ASIA - CITIC Capital, the Hong Kong-based fund manager part-owned by China's sovereign wealth fund, has confirmed the Townsend Group as a cornerstone investor for the $225m (€170m) first closing of its China Retail Properties Investment Fund.
In an email, Stanley Ching, head of CITIC Capital's retail group, said: "It was very important [to have a cornerstone investor], particularly one representing many pension funds' interests.
"It's a positive endorsement of the fund's strategy, as well as the manager's execution capability. We view it as a confidence vote from the investment community."
The target-$600m China retail vehicle is the fourth in a series of funds that have so far acquired 18 projects in mainland China with a combined value of around $3bn.
This new fund aims to exploit Chinese urbanisation by acquiring or co-developing retail and retail-heavy mixed-use assets in secondary and tertiary cities.
Its seed investment is a shopping centre in Changsha, capital of the Hunan province, but a relatively small city by Chinese standards, with a population of around 9m.
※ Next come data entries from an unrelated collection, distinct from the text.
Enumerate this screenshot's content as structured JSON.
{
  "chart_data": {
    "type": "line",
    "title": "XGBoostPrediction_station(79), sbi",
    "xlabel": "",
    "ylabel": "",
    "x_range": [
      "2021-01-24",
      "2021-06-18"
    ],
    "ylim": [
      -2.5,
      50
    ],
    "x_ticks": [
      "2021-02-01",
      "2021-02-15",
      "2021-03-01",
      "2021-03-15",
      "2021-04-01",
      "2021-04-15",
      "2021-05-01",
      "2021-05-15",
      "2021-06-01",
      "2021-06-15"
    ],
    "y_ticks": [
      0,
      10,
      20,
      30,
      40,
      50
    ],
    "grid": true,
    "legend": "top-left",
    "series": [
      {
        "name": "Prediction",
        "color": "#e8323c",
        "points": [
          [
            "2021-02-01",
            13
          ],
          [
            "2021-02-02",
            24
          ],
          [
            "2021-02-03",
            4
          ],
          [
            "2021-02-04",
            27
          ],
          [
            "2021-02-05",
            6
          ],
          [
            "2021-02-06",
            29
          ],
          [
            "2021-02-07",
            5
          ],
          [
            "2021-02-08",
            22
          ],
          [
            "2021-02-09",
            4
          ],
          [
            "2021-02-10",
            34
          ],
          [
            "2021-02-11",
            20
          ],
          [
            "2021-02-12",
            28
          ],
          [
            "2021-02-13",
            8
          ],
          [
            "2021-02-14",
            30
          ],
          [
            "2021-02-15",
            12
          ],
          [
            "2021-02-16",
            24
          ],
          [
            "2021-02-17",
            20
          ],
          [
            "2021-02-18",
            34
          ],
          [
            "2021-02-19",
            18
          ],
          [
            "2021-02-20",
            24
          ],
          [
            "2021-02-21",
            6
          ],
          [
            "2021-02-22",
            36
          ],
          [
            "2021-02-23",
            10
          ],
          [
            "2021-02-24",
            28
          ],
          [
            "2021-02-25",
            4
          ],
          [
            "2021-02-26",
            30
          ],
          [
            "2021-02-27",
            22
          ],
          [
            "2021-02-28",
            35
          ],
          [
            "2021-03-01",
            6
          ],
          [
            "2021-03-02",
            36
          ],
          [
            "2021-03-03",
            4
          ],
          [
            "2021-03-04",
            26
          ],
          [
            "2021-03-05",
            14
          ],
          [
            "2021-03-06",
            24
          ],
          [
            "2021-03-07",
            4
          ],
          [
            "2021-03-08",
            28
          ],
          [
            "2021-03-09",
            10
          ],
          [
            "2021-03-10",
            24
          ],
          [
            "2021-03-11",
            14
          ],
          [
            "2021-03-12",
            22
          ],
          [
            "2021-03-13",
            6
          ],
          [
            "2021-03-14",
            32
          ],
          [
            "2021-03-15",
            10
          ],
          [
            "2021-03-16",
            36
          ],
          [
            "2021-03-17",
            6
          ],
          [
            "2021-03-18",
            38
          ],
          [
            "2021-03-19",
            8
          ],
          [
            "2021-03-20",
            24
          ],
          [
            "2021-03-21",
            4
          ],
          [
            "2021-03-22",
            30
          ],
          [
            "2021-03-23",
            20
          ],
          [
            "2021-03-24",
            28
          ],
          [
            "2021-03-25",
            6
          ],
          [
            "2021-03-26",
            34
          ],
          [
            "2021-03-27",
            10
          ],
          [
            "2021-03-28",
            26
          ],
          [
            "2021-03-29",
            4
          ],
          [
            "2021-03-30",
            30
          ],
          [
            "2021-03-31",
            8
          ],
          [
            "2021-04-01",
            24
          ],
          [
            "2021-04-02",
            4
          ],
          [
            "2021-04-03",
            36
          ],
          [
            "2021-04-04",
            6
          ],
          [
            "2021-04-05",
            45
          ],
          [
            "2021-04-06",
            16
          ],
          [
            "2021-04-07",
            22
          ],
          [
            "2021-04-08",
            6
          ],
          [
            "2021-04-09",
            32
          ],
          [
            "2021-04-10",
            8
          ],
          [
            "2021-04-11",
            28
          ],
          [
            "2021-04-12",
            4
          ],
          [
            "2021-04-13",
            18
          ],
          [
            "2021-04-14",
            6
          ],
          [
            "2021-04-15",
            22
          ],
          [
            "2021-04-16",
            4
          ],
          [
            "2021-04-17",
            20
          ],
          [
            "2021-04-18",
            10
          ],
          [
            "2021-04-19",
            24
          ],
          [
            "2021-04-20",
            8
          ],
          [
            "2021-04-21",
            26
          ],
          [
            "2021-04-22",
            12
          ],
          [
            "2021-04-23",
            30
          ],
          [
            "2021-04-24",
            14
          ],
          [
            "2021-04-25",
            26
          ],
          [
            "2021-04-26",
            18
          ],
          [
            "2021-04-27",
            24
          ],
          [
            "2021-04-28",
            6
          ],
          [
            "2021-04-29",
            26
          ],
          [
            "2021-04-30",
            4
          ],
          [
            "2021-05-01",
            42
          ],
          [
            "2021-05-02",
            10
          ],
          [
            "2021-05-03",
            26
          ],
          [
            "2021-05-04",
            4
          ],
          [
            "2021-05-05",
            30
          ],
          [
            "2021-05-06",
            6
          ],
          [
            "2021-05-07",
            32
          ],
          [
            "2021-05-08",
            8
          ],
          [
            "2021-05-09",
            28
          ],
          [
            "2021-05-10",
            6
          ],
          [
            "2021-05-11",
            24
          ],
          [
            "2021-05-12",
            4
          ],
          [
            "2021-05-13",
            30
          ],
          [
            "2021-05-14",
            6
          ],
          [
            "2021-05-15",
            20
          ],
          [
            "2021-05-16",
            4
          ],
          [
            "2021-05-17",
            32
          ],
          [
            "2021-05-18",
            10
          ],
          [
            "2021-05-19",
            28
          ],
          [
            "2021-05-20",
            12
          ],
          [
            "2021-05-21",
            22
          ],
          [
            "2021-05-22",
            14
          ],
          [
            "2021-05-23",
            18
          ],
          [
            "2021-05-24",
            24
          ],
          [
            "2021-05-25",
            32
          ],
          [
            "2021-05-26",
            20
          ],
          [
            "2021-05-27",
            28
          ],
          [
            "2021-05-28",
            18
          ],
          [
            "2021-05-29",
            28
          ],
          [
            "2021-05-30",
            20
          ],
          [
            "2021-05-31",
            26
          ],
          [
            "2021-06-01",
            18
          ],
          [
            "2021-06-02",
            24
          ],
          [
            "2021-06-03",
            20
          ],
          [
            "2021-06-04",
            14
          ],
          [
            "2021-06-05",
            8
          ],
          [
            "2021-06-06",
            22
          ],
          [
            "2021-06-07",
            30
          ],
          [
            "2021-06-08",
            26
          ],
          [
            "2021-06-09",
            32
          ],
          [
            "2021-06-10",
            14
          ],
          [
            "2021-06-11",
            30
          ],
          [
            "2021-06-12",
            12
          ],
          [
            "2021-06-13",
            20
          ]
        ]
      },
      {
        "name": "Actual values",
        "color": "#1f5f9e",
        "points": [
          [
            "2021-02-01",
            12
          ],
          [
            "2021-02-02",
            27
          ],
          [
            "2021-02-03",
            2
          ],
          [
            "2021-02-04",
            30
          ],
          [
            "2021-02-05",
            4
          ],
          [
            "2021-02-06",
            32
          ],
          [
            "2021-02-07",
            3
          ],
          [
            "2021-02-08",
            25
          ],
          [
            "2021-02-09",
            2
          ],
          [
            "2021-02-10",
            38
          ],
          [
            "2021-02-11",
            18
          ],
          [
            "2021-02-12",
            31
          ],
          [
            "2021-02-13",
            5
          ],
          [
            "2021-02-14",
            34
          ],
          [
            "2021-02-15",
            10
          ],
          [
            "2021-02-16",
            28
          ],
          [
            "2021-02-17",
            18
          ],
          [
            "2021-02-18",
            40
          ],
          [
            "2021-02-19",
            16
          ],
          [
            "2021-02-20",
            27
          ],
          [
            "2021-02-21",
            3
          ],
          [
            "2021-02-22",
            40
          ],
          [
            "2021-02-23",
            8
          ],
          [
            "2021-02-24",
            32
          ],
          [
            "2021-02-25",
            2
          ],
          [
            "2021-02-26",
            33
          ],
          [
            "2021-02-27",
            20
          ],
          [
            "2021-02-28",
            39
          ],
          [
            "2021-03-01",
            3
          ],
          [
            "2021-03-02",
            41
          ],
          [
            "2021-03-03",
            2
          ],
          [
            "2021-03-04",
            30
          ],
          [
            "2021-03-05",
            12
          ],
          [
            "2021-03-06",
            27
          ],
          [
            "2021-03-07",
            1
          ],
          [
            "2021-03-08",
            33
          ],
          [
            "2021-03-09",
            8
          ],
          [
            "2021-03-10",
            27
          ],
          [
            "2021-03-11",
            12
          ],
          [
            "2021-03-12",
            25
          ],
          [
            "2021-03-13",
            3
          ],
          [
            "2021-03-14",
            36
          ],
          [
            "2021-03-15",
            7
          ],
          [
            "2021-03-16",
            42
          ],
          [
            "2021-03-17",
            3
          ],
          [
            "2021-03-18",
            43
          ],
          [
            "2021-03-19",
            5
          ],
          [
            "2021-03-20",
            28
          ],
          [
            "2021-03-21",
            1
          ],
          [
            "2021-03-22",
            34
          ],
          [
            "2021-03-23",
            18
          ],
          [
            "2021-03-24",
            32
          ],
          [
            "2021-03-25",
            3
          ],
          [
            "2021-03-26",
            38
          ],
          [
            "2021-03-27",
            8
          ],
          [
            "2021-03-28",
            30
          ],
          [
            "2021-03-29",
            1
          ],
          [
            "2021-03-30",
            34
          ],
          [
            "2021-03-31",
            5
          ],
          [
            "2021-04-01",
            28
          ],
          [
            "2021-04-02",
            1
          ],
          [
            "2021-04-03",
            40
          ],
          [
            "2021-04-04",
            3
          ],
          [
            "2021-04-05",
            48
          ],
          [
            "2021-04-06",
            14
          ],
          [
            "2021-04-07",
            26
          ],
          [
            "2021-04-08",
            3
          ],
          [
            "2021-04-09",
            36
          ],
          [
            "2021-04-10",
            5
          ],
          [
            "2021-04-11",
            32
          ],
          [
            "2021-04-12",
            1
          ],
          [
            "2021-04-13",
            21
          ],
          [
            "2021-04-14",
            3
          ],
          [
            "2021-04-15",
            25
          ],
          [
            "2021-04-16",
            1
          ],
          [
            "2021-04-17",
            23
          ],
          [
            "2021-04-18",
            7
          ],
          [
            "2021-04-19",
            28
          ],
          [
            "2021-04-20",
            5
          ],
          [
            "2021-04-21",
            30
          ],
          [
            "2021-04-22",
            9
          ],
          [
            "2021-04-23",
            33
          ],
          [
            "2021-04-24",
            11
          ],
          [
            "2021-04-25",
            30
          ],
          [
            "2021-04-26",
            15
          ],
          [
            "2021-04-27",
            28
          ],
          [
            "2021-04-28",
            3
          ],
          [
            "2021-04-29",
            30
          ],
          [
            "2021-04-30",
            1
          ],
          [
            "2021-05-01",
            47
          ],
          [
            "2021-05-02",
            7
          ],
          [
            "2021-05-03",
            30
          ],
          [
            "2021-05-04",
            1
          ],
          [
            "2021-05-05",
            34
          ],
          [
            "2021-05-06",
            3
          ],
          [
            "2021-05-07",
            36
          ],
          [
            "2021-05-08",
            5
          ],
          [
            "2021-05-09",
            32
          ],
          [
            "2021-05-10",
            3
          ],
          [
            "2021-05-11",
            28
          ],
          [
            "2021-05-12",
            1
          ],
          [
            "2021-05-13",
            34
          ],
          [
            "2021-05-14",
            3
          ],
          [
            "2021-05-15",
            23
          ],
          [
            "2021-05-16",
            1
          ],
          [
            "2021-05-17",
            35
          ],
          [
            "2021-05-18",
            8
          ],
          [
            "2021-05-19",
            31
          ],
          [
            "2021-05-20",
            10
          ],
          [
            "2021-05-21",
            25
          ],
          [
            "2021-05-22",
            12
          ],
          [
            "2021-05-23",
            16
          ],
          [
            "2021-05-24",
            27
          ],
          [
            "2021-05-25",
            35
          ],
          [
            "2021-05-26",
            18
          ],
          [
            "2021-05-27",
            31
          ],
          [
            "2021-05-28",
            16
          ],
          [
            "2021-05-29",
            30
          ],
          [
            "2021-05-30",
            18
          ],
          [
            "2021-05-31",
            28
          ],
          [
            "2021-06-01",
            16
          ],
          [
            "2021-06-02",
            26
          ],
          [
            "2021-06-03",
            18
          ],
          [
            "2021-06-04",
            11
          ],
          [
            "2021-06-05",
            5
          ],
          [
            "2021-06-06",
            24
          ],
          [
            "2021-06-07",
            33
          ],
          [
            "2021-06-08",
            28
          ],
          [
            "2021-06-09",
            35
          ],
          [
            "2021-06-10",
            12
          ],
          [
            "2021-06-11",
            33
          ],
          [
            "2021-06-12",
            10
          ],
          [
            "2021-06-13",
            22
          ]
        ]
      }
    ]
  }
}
Ching believes under-urbanisation of secondary and tertiary cities to date will result in a significant increase in the trend, and improved infrastructure will make retail expansion in these cities smoother.
A report released last week by Cushman & Wakefield supports his optimistic outlook for the luxury retail sector, pointing to the outperformance of premium brands in the Chinese market over recent months.
Ching said: "The specific risks with lower-tier cities, compared with so-called first-tier cities, are higher execution risk due to the fact these cities are less exposed to international investors, and local rules and regulations that might be different from first-tier cities."
Local knowledge, contacts and relationships would help mitigate both risks, he added.
"More importantly, you must be willing to make firm commitment by building a comprehensive on-the-ground team comprising competent professionals at a similar standard as those in the first-tier cities," he said.
Although several unnamed investors have transferred to the fund from its predecessors, Ching acknowledged that changes in the investment environment - notably changes in investment focus and regulation - since the launch of the third fund had prevented some investors from committing capital.
"The fundraising environment all over the world is extremely tough," he said.
"At the same time, we have observed that investors are, or are in the process of, making more allocations and commitments to emerging markets, particularly to funds with specific investment focus."